(PhysOrg.com) -- The combination of stress and obesity may significantly influence the development of type 2 diabetes among African-American women, with stress having a potentially greater role, according to researchers from Duke University Medical Center.
"These are interesting findings because much attention has been given to the role of obesity in the development of type 2 diabetes, but stress may be as important in this at-risk population," says Anastasia Georgiades, Ph.D., study co-author, who will present the findings today at the American Psychosomatic Society annual scientific meeting.
The study adds to a growing body of research connecting belly fat with type 2 diabetes, as well as other studies linking stress and high blood sugar.

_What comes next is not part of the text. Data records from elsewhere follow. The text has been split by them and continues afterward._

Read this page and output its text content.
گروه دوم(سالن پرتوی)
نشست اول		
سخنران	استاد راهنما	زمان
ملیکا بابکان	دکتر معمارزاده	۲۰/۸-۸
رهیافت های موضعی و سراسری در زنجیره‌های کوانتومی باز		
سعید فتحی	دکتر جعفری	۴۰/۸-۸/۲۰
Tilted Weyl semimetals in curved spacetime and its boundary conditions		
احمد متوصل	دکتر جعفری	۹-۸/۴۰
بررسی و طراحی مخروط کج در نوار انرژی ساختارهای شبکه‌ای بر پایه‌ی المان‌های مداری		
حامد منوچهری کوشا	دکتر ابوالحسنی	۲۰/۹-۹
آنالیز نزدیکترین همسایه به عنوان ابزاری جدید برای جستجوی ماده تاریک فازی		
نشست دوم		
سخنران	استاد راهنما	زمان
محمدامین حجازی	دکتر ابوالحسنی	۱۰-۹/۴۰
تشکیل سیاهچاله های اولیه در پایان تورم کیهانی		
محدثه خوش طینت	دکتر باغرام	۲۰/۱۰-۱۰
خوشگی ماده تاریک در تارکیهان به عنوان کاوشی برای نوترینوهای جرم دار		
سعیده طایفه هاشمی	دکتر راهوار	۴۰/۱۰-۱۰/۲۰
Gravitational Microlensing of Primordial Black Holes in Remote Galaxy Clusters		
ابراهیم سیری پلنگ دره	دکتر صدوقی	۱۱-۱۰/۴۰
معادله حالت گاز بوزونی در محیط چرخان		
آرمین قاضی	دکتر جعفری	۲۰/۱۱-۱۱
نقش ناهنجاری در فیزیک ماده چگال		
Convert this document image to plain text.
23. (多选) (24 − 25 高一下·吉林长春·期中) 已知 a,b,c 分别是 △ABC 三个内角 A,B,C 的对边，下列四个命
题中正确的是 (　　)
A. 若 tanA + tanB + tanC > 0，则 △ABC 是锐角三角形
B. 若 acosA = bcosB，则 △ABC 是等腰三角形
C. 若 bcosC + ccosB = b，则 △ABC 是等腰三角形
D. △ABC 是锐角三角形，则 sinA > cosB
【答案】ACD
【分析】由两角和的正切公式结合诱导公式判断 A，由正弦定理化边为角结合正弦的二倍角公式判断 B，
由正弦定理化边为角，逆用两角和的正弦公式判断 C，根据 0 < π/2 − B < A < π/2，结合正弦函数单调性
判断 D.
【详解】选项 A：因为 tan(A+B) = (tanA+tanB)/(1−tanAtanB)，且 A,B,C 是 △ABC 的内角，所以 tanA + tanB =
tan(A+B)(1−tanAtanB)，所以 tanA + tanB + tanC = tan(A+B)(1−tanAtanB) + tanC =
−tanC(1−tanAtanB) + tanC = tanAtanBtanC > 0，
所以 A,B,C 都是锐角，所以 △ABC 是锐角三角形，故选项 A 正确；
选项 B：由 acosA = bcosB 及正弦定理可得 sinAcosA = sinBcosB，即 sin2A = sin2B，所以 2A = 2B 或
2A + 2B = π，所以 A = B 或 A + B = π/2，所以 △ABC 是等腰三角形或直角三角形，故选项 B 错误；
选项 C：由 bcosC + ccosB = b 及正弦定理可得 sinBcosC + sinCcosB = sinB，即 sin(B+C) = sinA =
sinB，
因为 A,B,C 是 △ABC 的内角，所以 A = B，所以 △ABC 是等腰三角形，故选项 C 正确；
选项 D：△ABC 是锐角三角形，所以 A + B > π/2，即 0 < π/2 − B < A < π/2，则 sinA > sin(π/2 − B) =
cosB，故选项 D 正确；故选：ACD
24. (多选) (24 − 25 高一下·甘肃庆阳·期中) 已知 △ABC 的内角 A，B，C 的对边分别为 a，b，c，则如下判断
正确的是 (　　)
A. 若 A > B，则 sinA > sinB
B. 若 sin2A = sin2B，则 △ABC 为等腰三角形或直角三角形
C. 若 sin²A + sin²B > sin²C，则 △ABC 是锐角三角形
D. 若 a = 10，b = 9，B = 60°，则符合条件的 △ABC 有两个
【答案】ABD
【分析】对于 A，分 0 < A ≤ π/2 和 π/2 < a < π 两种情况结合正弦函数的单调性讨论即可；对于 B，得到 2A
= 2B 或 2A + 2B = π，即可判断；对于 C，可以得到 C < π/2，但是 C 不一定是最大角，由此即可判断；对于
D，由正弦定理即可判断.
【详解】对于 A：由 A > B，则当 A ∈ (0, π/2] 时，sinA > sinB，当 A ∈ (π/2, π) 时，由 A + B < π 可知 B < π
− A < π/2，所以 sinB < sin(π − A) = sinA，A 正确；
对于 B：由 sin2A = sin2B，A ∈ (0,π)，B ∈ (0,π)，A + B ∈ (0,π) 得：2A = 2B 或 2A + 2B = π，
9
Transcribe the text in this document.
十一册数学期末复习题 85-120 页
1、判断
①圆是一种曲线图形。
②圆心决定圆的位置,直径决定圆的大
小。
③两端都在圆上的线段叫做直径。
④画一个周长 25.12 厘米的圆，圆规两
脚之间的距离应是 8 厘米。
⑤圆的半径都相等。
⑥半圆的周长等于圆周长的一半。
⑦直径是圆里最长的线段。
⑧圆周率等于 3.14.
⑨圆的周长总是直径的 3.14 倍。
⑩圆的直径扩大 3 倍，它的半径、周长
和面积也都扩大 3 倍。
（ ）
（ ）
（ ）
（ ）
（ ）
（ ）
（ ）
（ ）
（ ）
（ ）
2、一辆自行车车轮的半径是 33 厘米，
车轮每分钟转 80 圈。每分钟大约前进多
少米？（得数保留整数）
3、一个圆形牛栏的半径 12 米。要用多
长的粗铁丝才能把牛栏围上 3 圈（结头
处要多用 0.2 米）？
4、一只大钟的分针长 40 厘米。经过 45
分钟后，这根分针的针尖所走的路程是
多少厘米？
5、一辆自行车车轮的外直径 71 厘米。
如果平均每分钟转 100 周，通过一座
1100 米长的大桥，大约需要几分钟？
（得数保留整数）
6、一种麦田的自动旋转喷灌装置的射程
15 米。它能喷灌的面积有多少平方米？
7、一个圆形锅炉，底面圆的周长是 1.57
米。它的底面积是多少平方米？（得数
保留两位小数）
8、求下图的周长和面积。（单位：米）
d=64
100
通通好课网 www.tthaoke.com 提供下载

"We observed a surprising connection between women with a higher percentage of belly fat and increased biological response to stress among African-American women, a patient population disproportionately affected by type 2 diabetes," says Richard Surwit, Ph.D., study co-author and chief of Duke's division of medical psychology. "While belly fat alone has been associated with elevated glucose, stress hormones appear to be contributing more significantly than previously thought."
According to the American Diabetes Association, nearly four million African-Americans have type 2 diabetes, including one in four African-American women over 55 years of age.
The new study included 62 healthy, non-diabetic African-American women who underwent a dual energy X-ray absorptiometry (DEXA) scan to determine their amount of belly fat. Each woman participated in an emotional stress test while researchers measured how their body responded. As the women recalled stressful life events, the researchers measured their blood sugar and epinephrine levels. Epinephrine is the "fight or flight" hormone released in reaction to stress.
Researchers said that the group of women with high epinephrine levels (³ 25pg/ml) during the stress protocol and with more belly fat (³ 33 percent of total body fat) had significantly higher fasting glucose scores than the other groups. Women with high epinephrine levels and more belly fat had fasting blood glucose scores near 100 mg/dl compared to around 85 mg/dl for women with lower epinephrine levels and less belly fat. Doctors consider 100 mg/dl within the low range of pre-diabetes and 125 mg/dl as the benchmark for type 2 diabetes.
Georgiades says that women with high epinephrine levels and more belly fat also had more dramatic increases in blood sugar levels during the stress tests. "While we don't fully understand the nature of the association, women with abdominal obesity may be more vulnerable to the impact of stress - causing their body to increase blood sugar production and elevating their risk for diabetes," she adds.
The researchers noted that further research is needed to explore how epinephrine production affects blood-sugar levels among African-American women.
In addition, they say this work may provide new research avenues for type 2 diabetes prevention efforts. "Pharmacologic or behavioral interventions aimed at reducing epinephrine or the response to it, such as beta blockers, may play a role in preventing the development of diabetes in this group," says Surwit.
The research was supported by a grant from the National Heart, Lung and Blood Institute.